Elle saisit un ukulele, se présente, je m'appelle Lior, ça veut dire lumière, je viens d'Israel, puis entame, en onomatopées, un scat virant autobiographie musicale.
Surprenant et drôle.
Parenthèse, elle joue sans playlist, n'a pas encore enregistré d'EP ou d'albums ( c'est prévu en 216), don,c pour les titres on travaille au pif!
Alignement de clochettes multicolores à ses pieds, elle les secoue, chantonne, puis se tape une séance musclée de body beating. Viens avec moi nous propose le funambule, on n'ose pas, pour finir la rengaine,  elle tente d'apprivoiser un papillon perdu.
Tu souris, comme toute la salle, tu es sous le charme et tu es prêt à la suivre lorsqu'elle propose 'Take me on a ride' d'une voix cassée.

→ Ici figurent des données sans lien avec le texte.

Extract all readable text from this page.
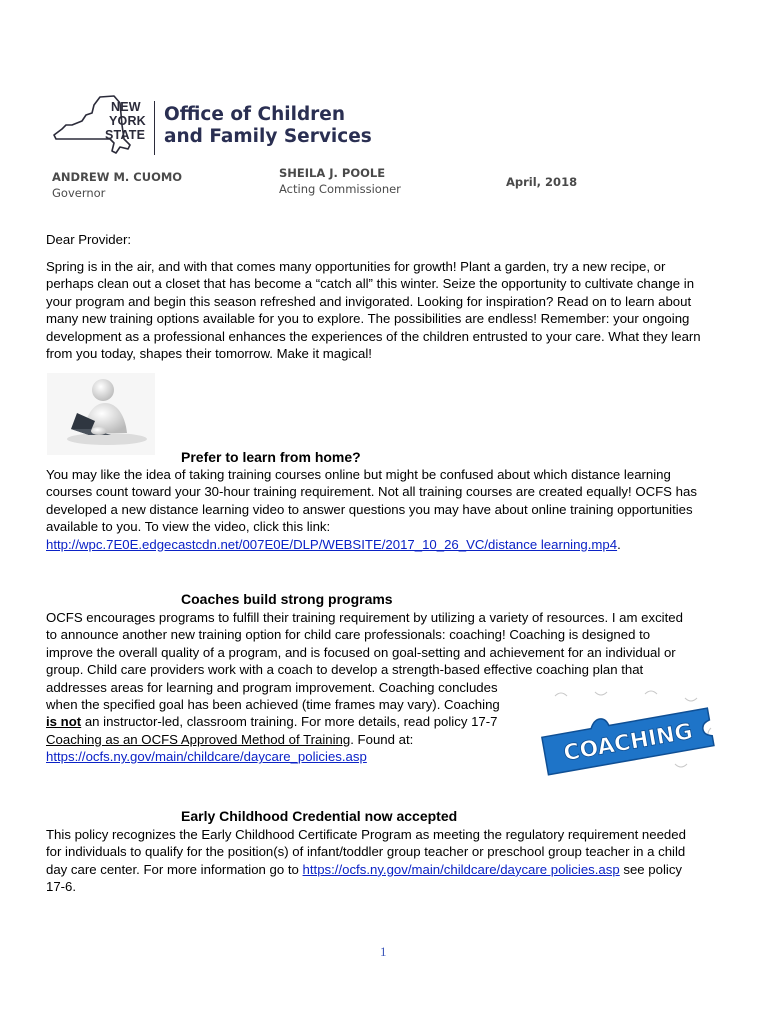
NEW
YORK
STATE
Office of Children
and Family Services
ANDREW M. CUOMO
Governor
SHEILA J. POOLE
Acting Commissioner	April, 2018
Dear Provider:
Spring is in the air, and with that comes many opportunities for growth! Plant a garden, try a new recipe, or
perhaps clean out a closet that has become a “catch all” this winter. Seize the opportunity to cultivate change in
your program and begin this season refreshed and invigorated. Looking for inspiration? Read on to learn about
many new training options available for you to explore. The possibilities are endless! Remember: your ongoing
development as a professional enhances the experiences of the children entrusted to your care. What they learn
from you today, shapes their tomorrow. Make it magical!
Prefer to learn from home?
You may like the idea of taking training courses online but might be confused about which distance learning
courses count toward your 30-hour training requirement. Not all training courses are created equally! OCFS has
developed a new distance learning video to answer questions you may have about online training opportunities
available to you. To view the video, click this link:
http://wpc.7E0E.edgecastcdn.net/007E0E/DLP/WEBSITE/2017_10_26_VC/distance learning.mp4.
Coaches build strong programs
OCFS encourages programs to fulfill their training requirement by utilizing a variety of resources. I am excited
to announce another new training option for child care professionals: coaching! Coaching is designed to
improve the overall quality of a program, and is focused on goal-setting and achievement for an individual or
group. Child care providers work with a coach to develop a strength-based effective coaching plan that
addresses areas for learning and program improvement. Coaching concludes
when the specified goal has been achieved (time frames may vary). Coaching
is not an instructor-led, classroom training. For more details, read policy 17-7
Coaching as an OCFS Approved Method of Training. Found at:
https://ocfs.ny.gov/main/childcare/daycare_policies.asp	COACHING
Early Childhood Credential now accepted
This policy recognizes the Early Childhood Certificate Program as meeting the regulatory requirement needed
for individuals to qualify for the position(s) of infant/toddler group teacher or preschool group teacher in a child
day care center. For more information go to https://ocfs.ny.gov/main/childcare/daycare policies.asp see policy
17-6.
1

Après avoir manié le fragile ukulele, elle choisit le charango, don't worry for me, je m'en vais, ne t'en fais pas, puis elle entame une danse décharnée, ce  polichinelle manié par des mains maladroites émeut et séduit.
Elle n'a pas encore utilisé tout son attirail, c'est quoi ce truc, un wok, une calebasse?

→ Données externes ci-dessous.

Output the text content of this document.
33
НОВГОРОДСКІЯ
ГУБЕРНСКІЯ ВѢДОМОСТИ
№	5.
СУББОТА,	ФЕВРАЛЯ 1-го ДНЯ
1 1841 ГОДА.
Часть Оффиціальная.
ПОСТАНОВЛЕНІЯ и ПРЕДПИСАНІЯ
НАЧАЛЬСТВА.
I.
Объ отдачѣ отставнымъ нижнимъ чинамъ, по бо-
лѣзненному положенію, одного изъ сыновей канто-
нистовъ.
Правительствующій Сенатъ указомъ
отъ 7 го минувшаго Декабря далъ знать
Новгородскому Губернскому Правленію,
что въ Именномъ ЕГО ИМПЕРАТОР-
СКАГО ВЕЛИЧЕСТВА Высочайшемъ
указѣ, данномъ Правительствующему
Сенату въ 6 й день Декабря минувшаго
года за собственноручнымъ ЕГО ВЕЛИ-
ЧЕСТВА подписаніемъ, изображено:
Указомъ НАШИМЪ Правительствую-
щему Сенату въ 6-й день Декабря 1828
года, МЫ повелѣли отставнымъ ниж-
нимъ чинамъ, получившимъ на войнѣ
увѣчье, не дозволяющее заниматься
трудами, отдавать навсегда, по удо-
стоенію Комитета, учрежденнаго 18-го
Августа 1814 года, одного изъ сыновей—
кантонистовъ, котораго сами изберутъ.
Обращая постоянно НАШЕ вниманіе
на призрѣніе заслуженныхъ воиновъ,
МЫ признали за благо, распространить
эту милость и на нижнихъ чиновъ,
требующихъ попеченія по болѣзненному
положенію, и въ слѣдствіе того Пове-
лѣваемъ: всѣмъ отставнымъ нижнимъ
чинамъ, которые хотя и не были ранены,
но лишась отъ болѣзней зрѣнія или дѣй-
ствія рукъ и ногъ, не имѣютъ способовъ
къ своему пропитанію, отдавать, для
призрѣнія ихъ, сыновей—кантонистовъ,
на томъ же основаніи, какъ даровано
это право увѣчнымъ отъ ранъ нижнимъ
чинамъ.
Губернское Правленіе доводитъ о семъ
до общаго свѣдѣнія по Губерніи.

Non un hang, sorte de steel pan suisse, un nouvel instant magique que cette mélopée africaine.
Lior demeure imprévisible, elle envoie les clochettes balader d'un coup de pied bien senti, attrape un jouet de gosse produisant les sons des animaux de la ferme: volaille, vaches, cataclop, cataclop, matous, éléphants passent la revue, comme tous les gosses, elle abandonne bien vite la babiole, se coiffe d'une casquette  en peau de lapin-nain et entame un rap casse -gueule et joyeusement bordélique.
Une cover second degré de Emilia' Big big world' achève l' improvisation.
Elle fixe l'assistance, eh, toi, tu peux venir, donne-moi la main, c'est gênant, hein, tu t'appelles comment?
Christophe.
OK, on va jongler, t'as mangé quoi, Christophe?
Un sandwich, d'accord, t'habites  où, chez ta maman, tu boudes , moi, je chante et le public l'accompagne.
Calvaire terminé pour le malheureux et nouvelle rengaine interprétée à l'aide du kalimba, 'Chante de là où tu es', suivie d'un hymne pour la paix, elle n'oublie pas qu'elle est Israélienne, ' Call for light'.
La femme orchestre a plus d'un tour dans son sac, elle murmure... je fais du vent devant vous  ...et joint l'acte à la parole en faisant tournoyer  de plus en plus rapidement un engin battant l'air.
Le public n'a pas encore tout vu, le clown arbore une peluche pouet-pouet, quand je l'ai achetée à Tel-Aviv, la vendeuse m'a regardée bizarrement comme si j'étais zinzin.
Certains évoquent Camille, c'est pas idiot.
Un regard vers l'ingé-son, il me reste sept minutes, que vais-je faire... regarder les grains de poussière voleter autour de moi,  improviser un slam existentiel, me tricoter des chaussettes?
Encore trois minutes, il faut avouer qu'en fait vous êtes des cobayes dans mon laboratoire, bon, une chanson au ukulele, le tendre 'Nage dans les nuages' où grenouille rime avec ça broule, suivie par un improbable exercice en maniant un sac en plastique, tour à tour  caressé, chiffonné, maltraité avant de lui glisser des mots tendres et de s'éclipser en douce.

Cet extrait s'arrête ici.